Article publié dans « Moins! » No 23 de juin-juillet 2016
dans le cadre d’un dossier spécial sur le Revenu de Base
Depuis plusieurs semaines, l’idée d’un Revenu de Base (RdB) revient régulièrement dans les débats publics. Il y a d’un côté ses partisans et de l’autre ses détracteurs. Et chacun-e y projette ses craintes ou ses espoirs, comme si chacun-e y projetait, en creux, des projets de société totalement différents. Les débats sont alors faussés et confus. L’erreur serait de réagir aux maux d’une société en panne par un outil, sans l’insérer dans un projet de société et sans aborder la question du trajet. Alors, parlons du projet. « Un Revenu de Base » ? Pour quoi faire? Dans quel but ? Pour quelle-s société-s ? Qu’est-ce que nous souhaitons, comment pouvons-nous le réaliser et de quelles façons ?
Avec la Décroissance, nous soulignons les limites physiques que nous dépassons allègrement. Nous questionnons le caractère non désirable de ce modèle de société, induisant la croyance que « -plus- » suffirait à faire sens. La Décroissance est une pensée multi-dimensionnelle et radicale. Nous relions les problèmes les uns aux autres afin de proposer des pistes susceptibles de dessiner des transitions démocratiques et sereines vers de nouveaux modèles de société soutenables et souhaitables. Ces chemins potentiels sont fondés, notamment, sur : la relocalisation ouverte ; des outils de repolitisation et de sécurisation de la société ; une réappropriation de la démocratie et du sens des limites ; la démarchandisation du monde ; une sortie de la religion de l’économie ; la remise en cause de la création monétaire par la dette ; une éducation non aliénante et la communication non-violente…
Ainsi a émergé la proposition de Dotation Inconditionnelle d’Autonomie (DIA) dans le cadre d’ « un projet de Décroissance », titre de notre ouvrage. Ce dernier s’inscrit dans une logique de dialogue, d’ouverture et non avec la volonté d’imposer un projet clé en main, et encore moins avec l’idée d’en faire un outil magique qui résoudrait tous les problèmes. Nous souhaitons définir une ligne d’horizon qui nous guide pour mettre en place dès aujourd’hui des éléments, à titre individuels, collectifs, sociétaux et politiques.
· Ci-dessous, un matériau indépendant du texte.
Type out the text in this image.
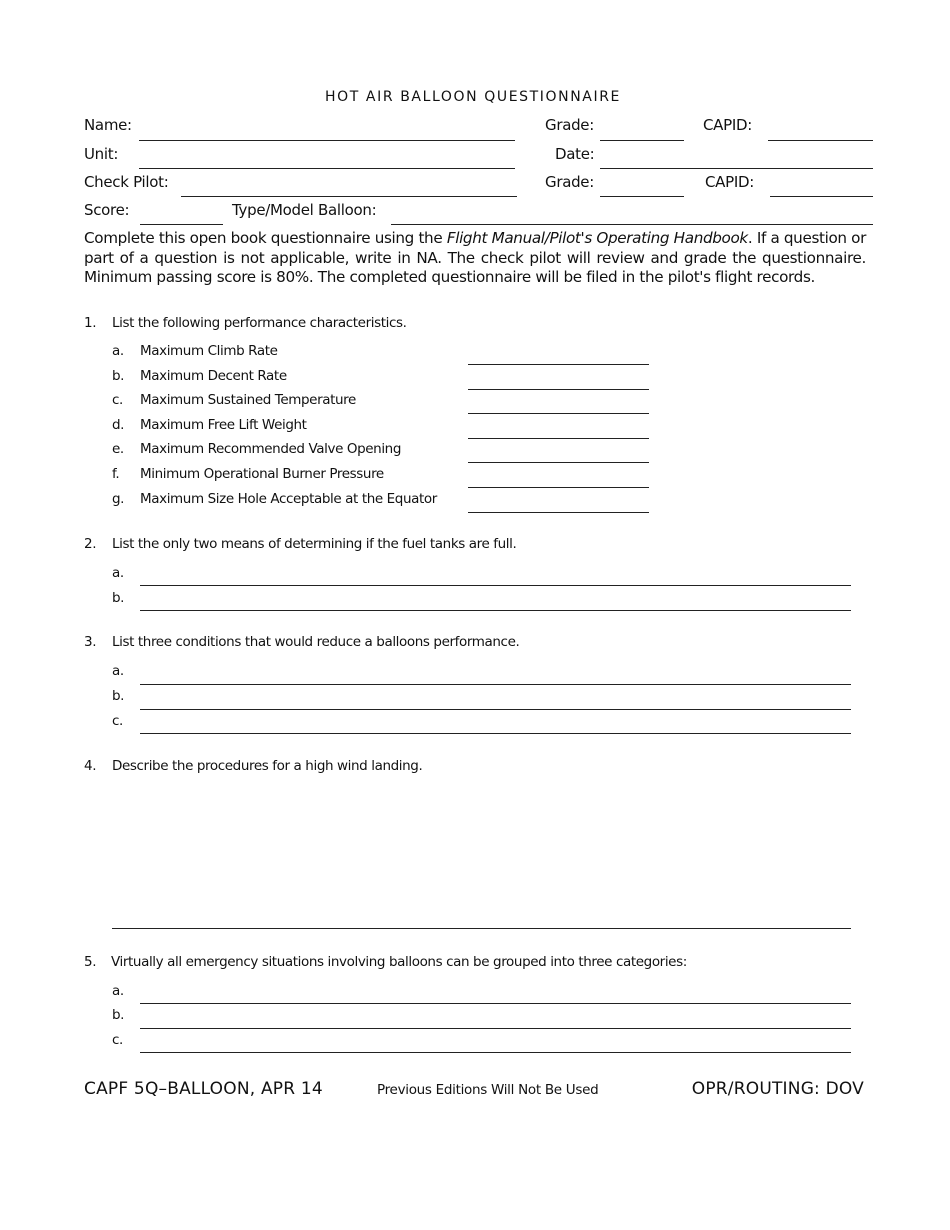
HOT AIR BALLOON QUESTIONNAIRE
Name:	Grade:	CAPID:
Unit:	Date:
Check Pilot:	Grade:	CAPID:
Score:	Type/Model Balloon:
Complete this open book questionnaire using the Flight Manual/Pilot's Operating Handbook. If a question or part of a question is not applicable, write in NA. The check pilot will review and grade the questionnaire. Minimum passing score is 80%. The completed questionnaire will be filed in the pilot's flight records.
1. List the following performance characteristics.
a. Maximum Climb Rate
b. Maximum Decent Rate
c. Maximum Sustained Temperature
d. Maximum Free Lift Weight
e. Maximum Recommended Valve Opening
f. Minimum Operational Burner Pressure
g. Maximum Size Hole Acceptable at the Equator
2. List the only two means of determining if the fuel tanks are full.
a.
b.
3. List three conditions that would reduce a balloons performance.
a.
b.
c.
4. Describe the procedures for a high wind landing.
5. Virtually all emergency situations involving balloons can be grouped into three categories:
a.
b.
c.
CAPF 5Q–BALLOON, APR 14	Previous Editions Will Not Be Used	OPR/ROUTING: DOV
Le couple DIA/RMA (Revenu Maximum Acceptable) participe à définir cette ligne d’horizon.
La DIA propose de garantir de la naissance à la mort ce que l’on considère démocratiquement comme suffisant pour vivre toutes et tous décemment. C’est une forme de RdB mais partiellement démonétarisé: droit d’accès à des ressources (eau, énergie, logement), des services (santé, éducation, pompes funèbres) et des monnaies locales (nourriture, services, outils) sans pour autant rejeter une partie en monnaie nationale ou supra-nationale. Dans la logique de se réapproprier le sens des limites, la DIA est nécessairement couplée à un RMA.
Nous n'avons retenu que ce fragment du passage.